The European Parliament has voted to extend the length of time that copyright protects sound recordings by 20 years. The compromise position backed by MEPs needs the approval of European Union member states to come into force.

The European Commission has long lobbied for copyright term extension from 50 years to 95 years. A report by Irish MEP Brian Crowley has suggested an extension to 70 years of protection.

That report was adopted at first reading by MEPs, who voted by 377 votes to 178 to back the proposal. It must now be approved by the Council of Ministers, but some countries are known to be hostile to any extension.

Crowley said that the reduced term extension contained in his proposed legislation was a recognition of the fact that some of the 27 EU member states did not approve of extension.

The legislation proposes that performers retain the right to be paid for 70 years after the release of a recording. Some of that money will go to the producers of recordings, since session players sign over their rights in exchange for a one-off playing fee.

Producers will have to set aside 20% of the income generated by the extra 20-year period of protection. This will be placed in a fund for session musicians which will be administered by music collecting societies.

The new law also includes a 'use it or lose it' clause by which players can regain control of recordings if they are not released to the public by producers. Once the initial 50 year term has expired, if producers are not still releasing work to the public the performers can complain.

If producers have not released it within a year of that complaint then they will lose their right to earn royalties from performances on the material.

The proposed changes relate to performances on recordings and not to the writing of the material. Writing royalties last for 70 years after the author or composer's death.

The Commission's 95 year proposal was a response to lobbying from the music industry and from artists led by Cliff Richard who argued that musicians should have the right to earn from old recordings until they die. The ending of the 50-year term on early rock and roll recordings brought the problem into focus.

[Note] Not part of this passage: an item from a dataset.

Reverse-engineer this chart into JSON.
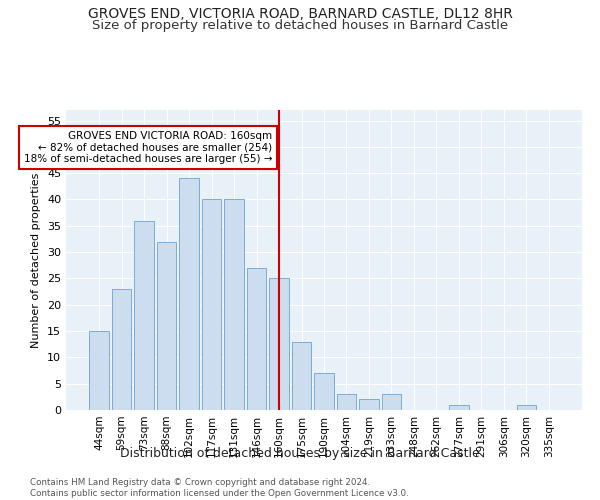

The Commission's actions were sharply criticised, though, by an academic who had been commissioned by the body to investigate the effects of term extension. Director of the University of Amsterdam's Institute for Information Law (IViR) Professor Bernt Hugenholtz said that two studies the IViR carried out for the Commission were ignored.

Hugenholtz wrote an open letter to the Commission accusing it of "wilfully ignoring scientific analysis and evidence" in its policy making.

Hugenholtz said that industry-produced evidence and studies by interested parties were referenced by the Commission in its explanation of its policy decisions, but that its independent work was ignored.

"The Commission's obscuration of the IViR studies and its failure to confront the critical arguments made therein seem to reveal an intention to mislead the Council and the Parliament, as well as the citizens of the European Union," he said in the letter.